Page MenuHome

BGE - LibLoad/LibFree crash and leak (caching issue?)
AbandonedPublic

Authored by Jorge Bernal (lordloki) on Jan 16 2015, 10:56 PM.

Details

Summary

The crash bug of LibLoad/LibFree calls is caused by dangling pointers left in the material caching maps by the KX_BlenderSceneConverter::LinkBlendFile function.
The crash itself pops out in RAS_BucketManager but the bucket manager looks fine.
Disabling material caching in the ui solves the issue.

The pointed values are freed at KX_BlenderSceneConverter::FreeBlendFile (~1374 and ~1391)

At that point the two caching maps m_mat_cache and m_polymat_cache might still contain pointers to the same values but the maps are not cleaned up.

The pointer to the materials are created by RAS_MaterialBucket* material_from_mesh (BL_BlenderDataConversion.cpp ~911), starting from KX_BlenderSceneConverter::LinkBlendFile.

And there is the second issue. When KX_BlenderSceneConverter::LinkBlendFile links the scene, it creates a temporary scene, KX_Scene* other, whose content is merged with the active scene. The data pointed by other is then released and I didn't find any place where the value "other" might have been stored for later use.
The problem is that when the temporary scene is created, that KX_Scene* value looks to be used as the key for the cached materials (in the BL_BlenderDataConversion.material_from_mesh function). If I'm right (big if) and that "other" is not some way kept somewhere, there is no way for the cached materials to be accessed by key.
Initially I thought that the correct thing to do - in the diff below - was to remove the cached values associated to the temporary scene when the pointer was released.

But that also solves the crash problem of the dangling pointers. This oddity makes be believe that simply removing the "other" key from the caching maps is like disabling the entire caching system.

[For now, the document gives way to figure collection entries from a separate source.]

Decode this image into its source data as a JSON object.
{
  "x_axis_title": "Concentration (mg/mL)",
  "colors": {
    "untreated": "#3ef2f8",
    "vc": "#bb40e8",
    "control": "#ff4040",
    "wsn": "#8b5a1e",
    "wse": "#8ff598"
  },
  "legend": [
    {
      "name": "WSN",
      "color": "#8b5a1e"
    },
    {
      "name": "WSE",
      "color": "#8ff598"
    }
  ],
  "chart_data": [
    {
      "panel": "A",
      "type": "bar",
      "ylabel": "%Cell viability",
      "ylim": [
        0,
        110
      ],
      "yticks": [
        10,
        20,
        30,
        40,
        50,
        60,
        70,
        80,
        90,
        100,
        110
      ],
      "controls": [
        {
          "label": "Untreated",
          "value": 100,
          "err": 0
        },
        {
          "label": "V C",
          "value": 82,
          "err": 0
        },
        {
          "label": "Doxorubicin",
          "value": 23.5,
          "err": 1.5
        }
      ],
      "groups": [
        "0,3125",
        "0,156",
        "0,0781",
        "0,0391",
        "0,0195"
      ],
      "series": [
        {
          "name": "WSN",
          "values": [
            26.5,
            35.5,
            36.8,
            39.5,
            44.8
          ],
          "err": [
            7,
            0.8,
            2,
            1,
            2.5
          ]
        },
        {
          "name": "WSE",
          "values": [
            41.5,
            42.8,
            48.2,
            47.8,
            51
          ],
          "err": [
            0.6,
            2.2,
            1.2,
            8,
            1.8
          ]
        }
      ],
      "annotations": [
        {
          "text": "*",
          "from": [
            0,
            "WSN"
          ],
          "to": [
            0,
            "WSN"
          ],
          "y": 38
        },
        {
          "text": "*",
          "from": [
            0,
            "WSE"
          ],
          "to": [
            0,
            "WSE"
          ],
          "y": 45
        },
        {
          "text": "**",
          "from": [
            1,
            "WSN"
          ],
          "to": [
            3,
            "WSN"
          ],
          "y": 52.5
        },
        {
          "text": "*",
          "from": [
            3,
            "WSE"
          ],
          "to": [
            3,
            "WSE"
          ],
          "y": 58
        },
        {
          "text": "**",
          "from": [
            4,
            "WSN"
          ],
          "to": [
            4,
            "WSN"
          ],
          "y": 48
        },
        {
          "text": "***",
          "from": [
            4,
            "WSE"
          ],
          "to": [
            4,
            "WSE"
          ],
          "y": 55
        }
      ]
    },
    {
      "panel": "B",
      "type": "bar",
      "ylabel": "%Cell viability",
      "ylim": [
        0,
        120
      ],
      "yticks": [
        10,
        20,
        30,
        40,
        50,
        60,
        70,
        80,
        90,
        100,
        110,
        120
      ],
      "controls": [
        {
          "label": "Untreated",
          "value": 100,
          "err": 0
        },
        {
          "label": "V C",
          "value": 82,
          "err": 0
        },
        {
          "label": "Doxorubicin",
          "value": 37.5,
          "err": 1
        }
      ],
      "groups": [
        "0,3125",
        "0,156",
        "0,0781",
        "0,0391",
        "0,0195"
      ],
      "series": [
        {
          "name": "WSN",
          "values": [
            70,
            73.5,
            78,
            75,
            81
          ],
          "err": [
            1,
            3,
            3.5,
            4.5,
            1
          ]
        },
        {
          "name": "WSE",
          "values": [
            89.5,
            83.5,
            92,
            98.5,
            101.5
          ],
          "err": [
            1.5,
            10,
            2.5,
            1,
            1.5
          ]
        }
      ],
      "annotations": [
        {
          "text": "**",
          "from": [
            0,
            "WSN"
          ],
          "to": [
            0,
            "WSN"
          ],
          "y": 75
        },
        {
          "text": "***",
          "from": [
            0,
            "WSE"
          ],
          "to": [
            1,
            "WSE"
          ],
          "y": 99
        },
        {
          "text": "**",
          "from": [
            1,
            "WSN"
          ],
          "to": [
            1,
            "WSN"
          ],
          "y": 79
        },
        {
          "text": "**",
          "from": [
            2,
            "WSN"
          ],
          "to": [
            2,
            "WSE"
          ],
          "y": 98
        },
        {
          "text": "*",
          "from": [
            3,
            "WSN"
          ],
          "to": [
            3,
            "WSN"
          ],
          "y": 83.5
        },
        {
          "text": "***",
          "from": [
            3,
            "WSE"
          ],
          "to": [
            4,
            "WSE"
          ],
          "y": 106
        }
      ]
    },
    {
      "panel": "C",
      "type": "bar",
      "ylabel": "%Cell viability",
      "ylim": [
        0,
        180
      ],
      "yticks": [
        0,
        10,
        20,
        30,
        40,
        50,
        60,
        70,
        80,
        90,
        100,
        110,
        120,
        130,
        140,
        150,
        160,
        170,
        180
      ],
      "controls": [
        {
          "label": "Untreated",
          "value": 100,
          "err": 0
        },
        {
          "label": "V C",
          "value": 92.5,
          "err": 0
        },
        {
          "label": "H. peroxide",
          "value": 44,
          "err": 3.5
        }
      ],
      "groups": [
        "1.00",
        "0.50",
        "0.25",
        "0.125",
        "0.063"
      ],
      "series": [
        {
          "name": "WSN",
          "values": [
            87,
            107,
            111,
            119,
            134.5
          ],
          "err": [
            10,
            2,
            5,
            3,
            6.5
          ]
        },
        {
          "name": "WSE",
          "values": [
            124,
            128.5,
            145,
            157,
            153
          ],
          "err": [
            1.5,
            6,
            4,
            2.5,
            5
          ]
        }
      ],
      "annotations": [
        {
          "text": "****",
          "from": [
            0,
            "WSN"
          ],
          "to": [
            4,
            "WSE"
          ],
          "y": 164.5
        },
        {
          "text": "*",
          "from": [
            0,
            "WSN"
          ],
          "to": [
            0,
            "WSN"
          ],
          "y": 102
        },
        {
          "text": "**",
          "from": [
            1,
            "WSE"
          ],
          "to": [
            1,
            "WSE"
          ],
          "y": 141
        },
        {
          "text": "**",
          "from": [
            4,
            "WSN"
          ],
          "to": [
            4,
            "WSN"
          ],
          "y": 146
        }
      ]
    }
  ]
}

Another approach - and probably the correct one - could be to do as KX_BlenderSceneConverter does in its MergeScene function, that is re-linking also the cached materials.

I'd like to hear some thoughts on this stuff before to start looping through maps of maps of lists of tuples trying not to destroy everything.

The diff just marks the key points of the problem.

Diff Detail

Event Timeline

Pierluigi Grassi (pgi) retitled this revision from to BGE - LibLoad/LibFree crash and leak (caching issue?).
Pierluigi Grassi (pgi) updated this object.

This second diff contains the way I was thinking to deal with the pointers.
The diff works in that it prevents both the memory leak caused by materials and the sisgsegv but, for some reason, I have this feeling that it is a workaround and not a proper fix.

Update. I did more tests and I found that in diff 3179, if I remove the calls:

m_polymat_cache.erase(other);
m_mat_cache.erase(other);

and leave the calls:

removeCachedMaterial(...
removeCachedPolyMaterial(...

the engine still crashes with a SIGSEGV. That wasn't supposed to happen - with no "erase" calls the caching maps should go on leaking memory but there should be no dangling pointers in them, because those have been removed by the "remove" functions.

Nice, my remove functions in 3179 don't remove a thing from the map. That might be why they don't address the "you have to remove things" issue. I'll fix that, sorry.

Previous diff had a copy constructor issue (= creates copies, who would have guessed that).
This fixes the crash bug by removing stale pointers in the cache maps. I have purposedly avoided in place removal in the cleaning functions.
I'll do more tests to see if this patch also addresses the memory leak, even though I think that it should be handled in a different way.

3184 doesn't change the leaking problem. It was kinda illogical to think so, because the growth of the cache maps is due to "other", begin added over and over again. Some time its value is recycled but that doesn't cause any issue because the remove functions ensures that the corresponding sub-maps are emptied. Probably.
One workaround is to add to the remove function the code to also remove a map from the cache when that map contains no values.
I've checked it, it works.
Yet "other" remains as key of the cache maps and it is still stale. It cannot be used to access any cached material info - because there is none - but it is still an error: it's a dangling pointer after all.
I think that the correct way to address the leak issue is to ensure that MergeScene also merges the cached values, removing the stale key after it's done. I will test that.

Hi @Pierluigi Grassi (pgi) can you attach a sample file to help testing the patch?

Sure, here it is. Open mainfile.blend, wait for sigsegv (it happens spuriously but always happens). All bug reports about crashing during libload/libfree are - I believe - related to this so those are valid test cases too.

I'm going to close this revision as it was solved. (D1278)

Thanks pgi for your time and code to catch the issue.